I always want to point out that partisanship is a good thing in a democracy and there are issues where the parties legitimately ought to be presenting different viewpoints. The important thing is not to allow those legitimate differences to spill over and poison the ability to work together where there aren't differences of an ideological sort. This is an example.

Indeed, I want to thank the Members on the majority side for accommodating many of the concerns that we had here. The gentlewoman from New York who took the lead in forging this compromise from our side correctly mentioned some of them.

But in particular we have always felt that it is important to promote engines that help the economy grow but to recognize that growth does not automatically produce fairness. In our job, we have seen it as when we deal with these pro-growth engines, as I believe the Export-Import Bank can be when it is done right, that we put in some elements of fairness, and that is what has been done here with regard to smaller businesses, with regard to women and minorities.

Indeed, our colleague, the gentlewoman from New York, Ms. Velázquez, who will chair the Small Business Committee in the next Congress, had some particular concerns, some of which have been accommodated, and I want to take this opportunity to say that if I become the chair of the committee, and the gentlewoman from New York will still be on the committee and will still be playing a major role, we intend to further work with the gentlewoman from New York, Ms. Velázquez, to make sure that small business gets a piece of this.
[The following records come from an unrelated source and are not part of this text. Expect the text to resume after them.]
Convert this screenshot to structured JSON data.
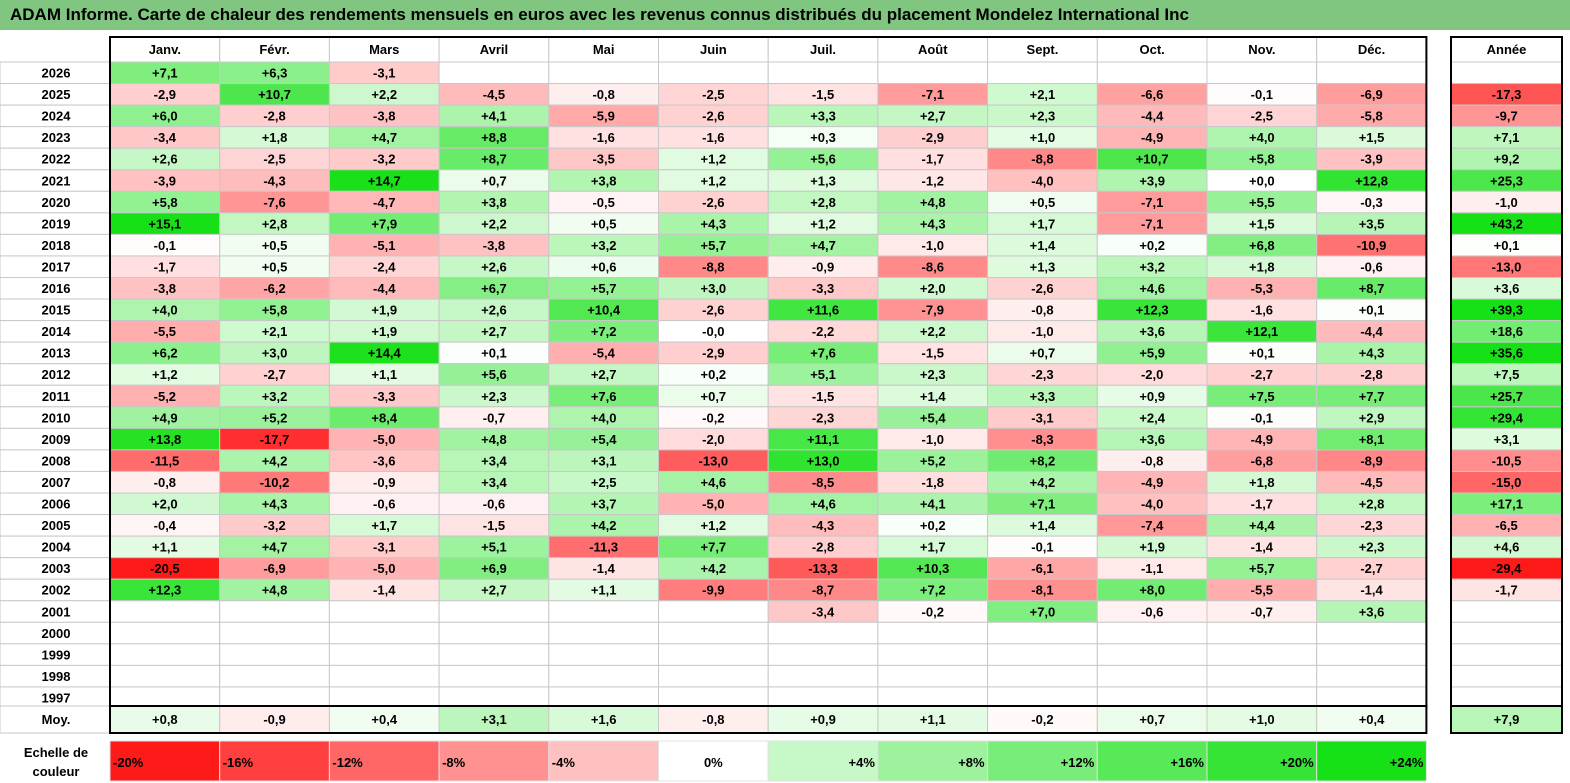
{
  "chart_data": {
    "type": "heatmap",
    "title": "ADAM Informe. Carte de chaleur des rendements mensuels en euros avec les revenus connus distribués du placement Mondelez International Inc",
    "months": [
      "Janv.",
      "Févr.",
      "Mars",
      "Avril",
      "Mai",
      "Juin",
      "Juil.",
      "Août",
      "Sept.",
      "Oct.",
      "Nov.",
      "Déc."
    ],
    "year_label": "Année",
    "avg_label": "Moy.",
    "years": [
      "2026",
      "2025",
      "2024",
      "2023",
      "2022",
      "2021",
      "2020",
      "2019",
      "2018",
      "2017",
      "2016",
      "2015",
      "2014",
      "2013",
      "2012",
      "2011",
      "2010",
      "2009",
      "2008",
      "2007",
      "2006",
      "2005",
      "2004",
      "2003",
      "2002",
      "2001",
      "2000",
      "1999",
      "1998",
      "1997"
    ],
    "values": [
      [
        "+7,1",
        "+6,3",
        "-3,1",
        "",
        "",
        "",
        "",
        "",
        "",
        "",
        "",
        ""
      ],
      [
        "-2,9",
        "+10,7",
        "+2,2",
        "-4,5",
        "-0,8",
        "-2,5",
        "-1,5",
        "-7,1",
        "+2,1",
        "-6,6",
        "-0,1",
        "-6,9"
      ],
      [
        "+6,0",
        "-2,8",
        "-3,8",
        "+4,1",
        "-5,9",
        "-2,6",
        "+3,3",
        "+2,7",
        "+2,3",
        "-4,4",
        "-2,5",
        "-5,8"
      ],
      [
        "-3,4",
        "+1,8",
        "+4,7",
        "+8,8",
        "-1,6",
        "-1,6",
        "+0,3",
        "-2,9",
        "+1,0",
        "-4,9",
        "+4,0",
        "+1,5"
      ],
      [
        "+2,6",
        "-2,5",
        "-3,2",
        "+8,7",
        "-3,5",
        "+1,2",
        "+5,6",
        "-1,7",
        "-8,8",
        "+10,7",
        "+5,8",
        "-3,9"
      ],
      [
        "-3,9",
        "-4,3",
        "+14,7",
        "+0,7",
        "+3,8",
        "+1,2",
        "+1,3",
        "-1,2",
        "-4,0",
        "+3,9",
        "+0,0",
        "+12,8"
      ],
      [
        "+5,8",
        "-7,6",
        "-4,7",
        "+3,8",
        "-0,5",
        "-2,6",
        "+2,8",
        "+4,8",
        "+0,5",
        "-7,1",
        "+5,5",
        "-0,3"
      ],
      [
        "+15,1",
        "+2,8",
        "+7,9",
        "+2,2",
        "+0,5",
        "+4,3",
        "+1,2",
        "+4,3",
        "+1,7",
        "-7,1",
        "+1,5",
        "+3,5"
      ],
      [
        "-0,1",
        "+0,5",
        "-5,1",
        "-3,8",
        "+3,2",
        "+5,7",
        "+4,7",
        "-1,0",
        "+1,4",
        "+0,2",
        "+6,8",
        "-10,9"
      ],
      [
        "-1,7",
        "+0,5",
        "-2,4",
        "+2,6",
        "+0,6",
        "-8,8",
        "-0,9",
        "-8,6",
        "+1,3",
        "+3,2",
        "+1,8",
        "-0,6"
      ],
      [
        "-3,8",
        "-6,2",
        "-4,4",
        "+6,7",
        "+5,7",
        "+3,0",
        "-3,3",
        "+2,0",
        "-2,6",
        "+4,6",
        "-5,3",
        "+8,7"
      ],
      [
        "+4,0",
        "+5,8",
        "+1,9",
        "+2,6",
        "+10,4",
        "-2,6",
        "+11,6",
        "-7,9",
        "-0,8",
        "+12,3",
        "-1,6",
        "+0,1"
      ],
      [
        "-5,5",
        "+2,1",
        "+1,9",
        "+2,7",
        "+7,2",
        "-0,0",
        "-2,2",
        "+2,2",
        "-1,0",
        "+3,6",
        "+12,1",
        "-4,4"
      ],
      [
        "+6,2",
        "+3,0",
        "+14,4",
        "+0,1",
        "-5,4",
        "-2,9",
        "+7,6",
        "-1,5",
        "+0,7",
        "+5,9",
        "+0,1",
        "+4,3"
      ],
      [
        "+1,2",
        "-2,7",
        "+1,1",
        "+5,6",
        "+2,7",
        "+0,2",
        "+5,1",
        "+2,3",
        "-2,3",
        "-2,0",
        "-2,7",
        "-2,8"
      ],
      [
        "-5,2",
        "+3,2",
        "-3,3",
        "+2,3",
        "+7,6",
        "+0,7",
        "-1,5",
        "+1,4",
        "+3,3",
        "+0,9",
        "+7,5",
        "+7,7"
      ],
      [
        "+4,9",
        "+5,2",
        "+8,4",
        "-0,7",
        "+4,0",
        "-0,2",
        "-2,3",
        "+5,4",
        "-3,1",
        "+2,4",
        "-0,1",
        "+2,9"
      ],
      [
        "+13,8",
        "-17,7",
        "-5,0",
        "+4,8",
        "+5,4",
        "-2,0",
        "+11,1",
        "-1,0",
        "-8,3",
        "+3,6",
        "-4,9",
        "+8,1"
      ],
      [
        "-11,5",
        "+4,2",
        "-3,6",
        "+3,4",
        "+3,1",
        "-13,0",
        "+13,0",
        "+5,2",
        "+8,2",
        "-0,8",
        "-6,8",
        "-8,9"
      ],
      [
        "-0,8",
        "-10,2",
        "-0,9",
        "+3,4",
        "+2,5",
        "+4,6",
        "-8,5",
        "-1,8",
        "+4,2",
        "-4,9",
        "+1,8",
        "-4,5"
      ],
      [
        "+2,0",
        "+4,3",
        "-0,6",
        "-0,6",
        "+3,7",
        "-5,0",
        "+4,6",
        "+4,1",
        "+7,1",
        "-4,0",
        "-1,7",
        "+2,8"
      ],
      [
        "-0,4",
        "-3,2",
        "+1,7",
        "-1,5",
        "+4,2",
        "+1,2",
        "-4,3",
        "+0,2",
        "+1,4",
        "-7,4",
        "+4,4",
        "-2,3"
      ],
      [
        "+1,1",
        "+4,7",
        "-3,1",
        "+5,1",
        "-11,3",
        "+7,7",
        "-2,8",
        "+1,7",
        "-0,1",
        "+1,9",
        "-1,4",
        "+2,3"
      ],
      [
        "-20,5",
        "-6,9",
        "-5,0",
        "+6,9",
        "-1,4",
        "+4,2",
        "-13,3",
        "+10,3",
        "-6,1",
        "-1,1",
        "+5,7",
        "-2,7"
      ],
      [
        "+12,3",
        "+4,8",
        "-1,4",
        "+2,7",
        "+1,1",
        "-9,9",
        "-8,7",
        "+7,2",
        "-8,1",
        "+8,0",
        "-5,5",
        "-1,4"
      ],
      [
        "",
        "",
        "",
        "",
        "",
        "",
        "-3,4",
        "-0,2",
        "+7,0",
        "-0,6",
        "-0,7",
        "+3,6"
      ],
      [
        "",
        "",
        "",
        "",
        "",
        "",
        "",
        "",
        "",
        "",
        "",
        ""
      ],
      [
        "",
        "",
        "",
        "",
        "",
        "",
        "",
        "",
        "",
        "",
        "",
        ""
      ],
      [
        "",
        "",
        "",
        "",
        "",
        "",
        "",
        "",
        "",
        "",
        "",
        ""
      ],
      [
        "",
        "",
        "",
        "",
        "",
        "",
        "",
        "",
        "",
        "",
        "",
        ""
      ]
    ],
    "year_totals": [
      "",
      "-17,3",
      "-9,7",
      "+7,1",
      "+9,2",
      "+25,3",
      "-1,0",
      "+43,2",
      "+0,1",
      "-13,0",
      "+3,6",
      "+39,3",
      "+18,6",
      "+35,6",
      "+7,5",
      "+25,7",
      "+29,4",
      "+3,1",
      "-10,5",
      "-15,0",
      "+17,1",
      "-6,5",
      "+4,6",
      "-29,4",
      "-1,7",
      "",
      "",
      "",
      "",
      ""
    ],
    "averages": [
      "+0,8",
      "-0,9",
      "+0,4",
      "+3,1",
      "+1,6",
      "-0,8",
      "+0,9",
      "+1,1",
      "-0,2",
      "+0,7",
      "+1,0",
      "+0,4"
    ],
    "average_total": "+7,9",
    "scale_label_line1": "Echelle de",
    "scale_label_line2": "couleur",
    "scale": [
      "-20%",
      "-16%",
      "-12%",
      "-8%",
      "-4%",
      "0%",
      "+4%",
      "+8%",
      "+12%",
      "+16%",
      "+20%",
      "+24%"
    ],
    "scale_values": [
      -20,
      -16,
      -12,
      -8,
      -4,
      0,
      4,
      8,
      12,
      16,
      20,
      24
    ],
    "colors": {
      "neg_strong": "#ff1a1a",
      "pos_strong": "#16e016",
      "neutral": "#ffffff",
      "title_bg": "#80c680"
    }
  }
}
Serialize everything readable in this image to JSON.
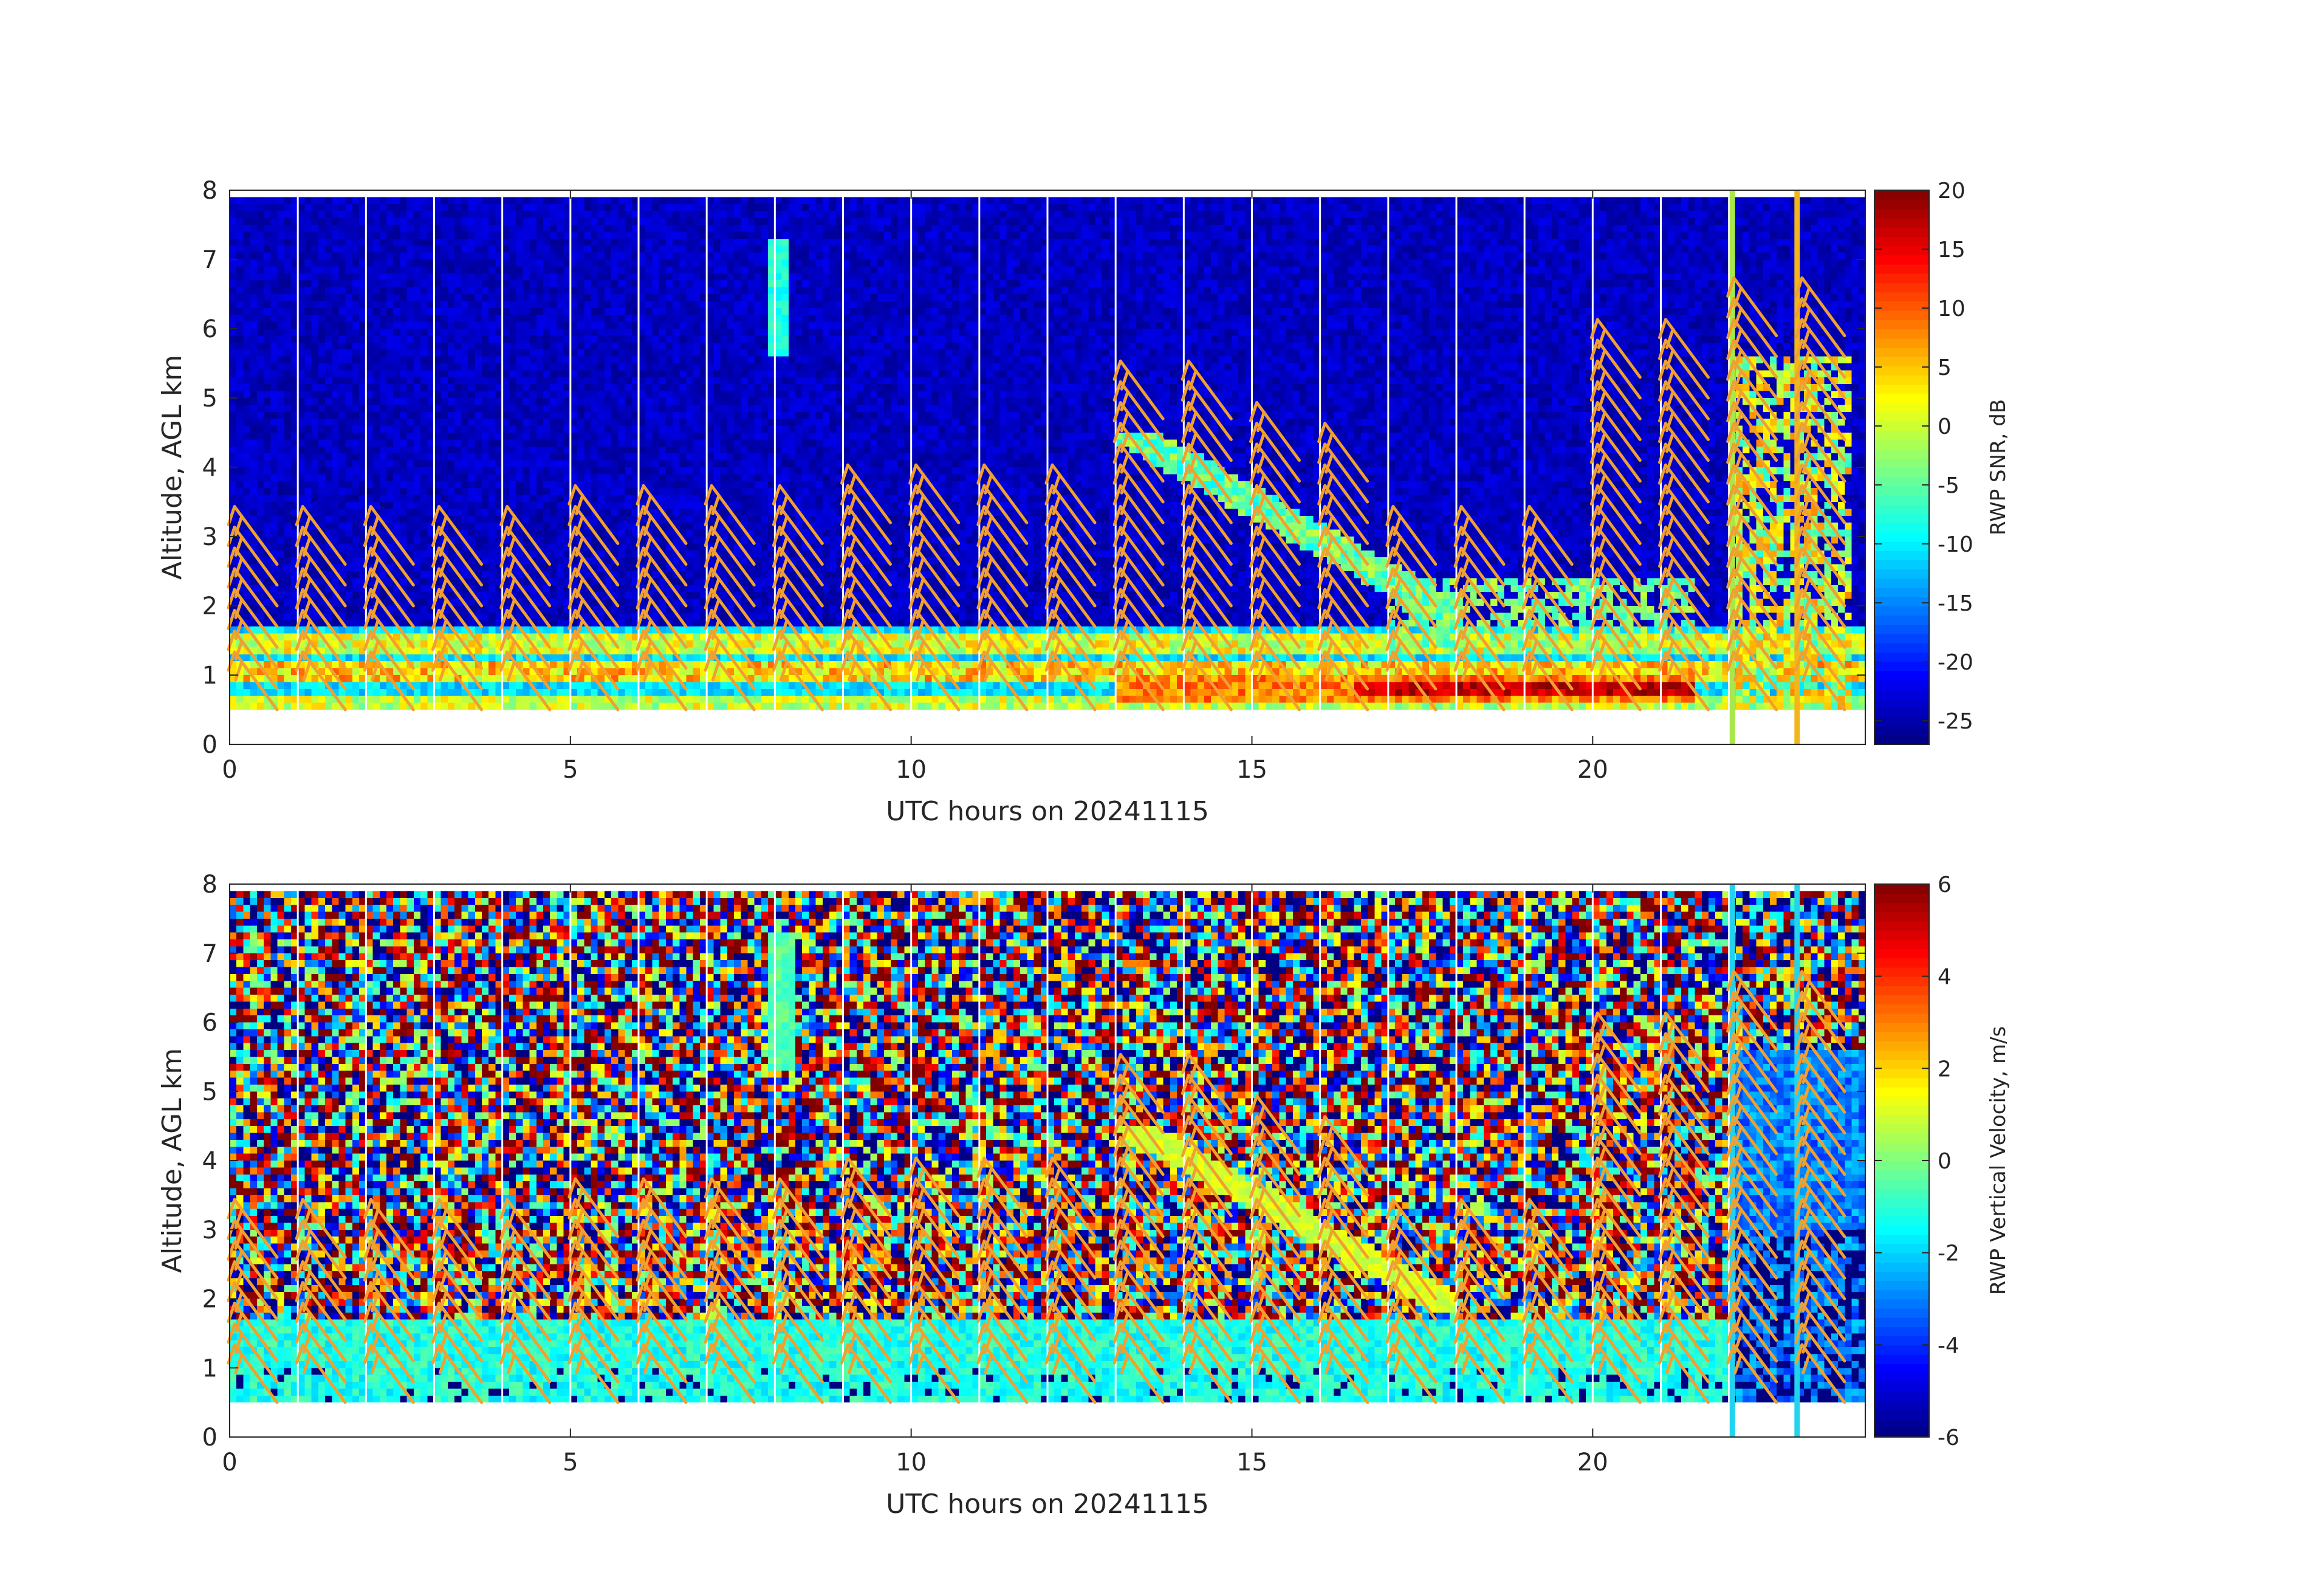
{
  "figure": {
    "background": "#ffffff",
    "wind_barb_color": "#f0a030"
  },
  "chart_data": [
    {
      "type": "heatmap",
      "name": "snr",
      "xlabel": "UTC hours on 20241115",
      "ylabel": "Altitude, AGL km",
      "colorbar_label": "RWP SNR, dB",
      "xlim": [
        0,
        24
      ],
      "ylim": [
        0,
        8
      ],
      "x_ticks": [
        0,
        5,
        10,
        15,
        20
      ],
      "y_ticks": [
        0,
        1,
        2,
        3,
        4,
        5,
        6,
        7,
        8
      ],
      "clim": [
        -27,
        20
      ],
      "colorbar_ticks": [
        20,
        15,
        10,
        5,
        0,
        -5,
        -10,
        -15,
        -20,
        -25
      ],
      "colormap": "jet",
      "data_start_altitude_km": 0.5,
      "data_end_altitude_km": 7.9,
      "background_value": -24,
      "features": [
        {
          "desc": "boundary layer band",
          "x": [
            0,
            24
          ],
          "y": [
            0.5,
            1.7
          ],
          "value": 2
        },
        {
          "desc": "strong echo",
          "x": [
            16.5,
            21.5
          ],
          "y": [
            0.7,
            0.9
          ],
          "value": 18
        },
        {
          "desc": "cloud echoes",
          "x": [
            22,
            23.5
          ],
          "y": [
            0.5,
            5.5
          ],
          "value": 0
        }
      ],
      "vertical_markers": [
        {
          "hour": 22.05,
          "color": "#a8e84a"
        },
        {
          "hour": 23.0,
          "color": "#f2b61c"
        }
      ],
      "wind_barb_hours": [
        0,
        1,
        2,
        3,
        4,
        5,
        6,
        7,
        8,
        9,
        10,
        11,
        12,
        13,
        14,
        15,
        16,
        17,
        18,
        19,
        20,
        21,
        22,
        23
      ],
      "wind_barb_tops_km": [
        2.6,
        2.7,
        2.7,
        2.7,
        2.7,
        2.8,
        3.0,
        3.0,
        2.8,
        3.2,
        3.2,
        3.3,
        3.3,
        4.7,
        4.6,
        4.0,
        3.8,
        2.5,
        2.6,
        2.6,
        5.3,
        5.4,
        5.9,
        5.9
      ]
    },
    {
      "type": "heatmap",
      "name": "vertical_velocity",
      "xlabel": "UTC hours on 20241115",
      "ylabel": "Altitude, AGL km",
      "colorbar_label": "RWP Vertical Velocity, m/s",
      "xlim": [
        0,
        24
      ],
      "ylim": [
        0,
        8
      ],
      "x_ticks": [
        0,
        5,
        10,
        15,
        20
      ],
      "y_ticks": [
        0,
        1,
        2,
        3,
        4,
        5,
        6,
        7,
        8
      ],
      "clim": [
        -6,
        6
      ],
      "colorbar_ticks": [
        6,
        4,
        2,
        0,
        -2,
        -4,
        -6
      ],
      "colormap": "jet",
      "data_start_altitude_km": 0.5,
      "data_end_altitude_km": 7.9,
      "background_value": "noise",
      "features": [
        {
          "desc": "boundary layer",
          "x": [
            0,
            24
          ],
          "y": [
            0.5,
            1.6
          ],
          "value": -1.2
        },
        {
          "desc": "cloud downdraft",
          "x": [
            22,
            24
          ],
          "y": [
            0.5,
            5.5
          ],
          "value": -3
        }
      ],
      "vertical_markers": [
        {
          "hour": 22.05,
          "color": "#22d3ee"
        },
        {
          "hour": 23.0,
          "color": "#22d3ee"
        }
      ],
      "wind_barb_hours": [
        0,
        1,
        2,
        3,
        4,
        5,
        6,
        7,
        8,
        9,
        10,
        11,
        12,
        13,
        14,
        15,
        16,
        17,
        18,
        19,
        20,
        21,
        22,
        23
      ],
      "wind_barb_tops_km": [
        2.6,
        2.7,
        2.7,
        2.7,
        2.7,
        2.8,
        3.0,
        3.0,
        2.8,
        3.2,
        3.2,
        3.3,
        3.3,
        4.7,
        4.6,
        4.0,
        3.8,
        2.5,
        2.6,
        2.6,
        5.3,
        5.4,
        5.9,
        5.9
      ]
    }
  ]
}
Let me say, in an ideal world, we wouldn't have an Export-Import Bank. If there were no interventions in the market by other countries, there would be no need for this entity. But neither in economics nor in the military area do I think that unilateral disarmament makes sense; and I would hope, and we did this with regard to China, that this would be regarded as an instrument to be used in the legitimate self-defense of American industry. And to the extent that we can ever negotiate a disappearance of this kind of export subsidy everywhere, then I would be in favor of our dropping it. But until then, we need to be able to deal in this world, and I think this bill does this in the best possible way, and I thank the gentlewoman.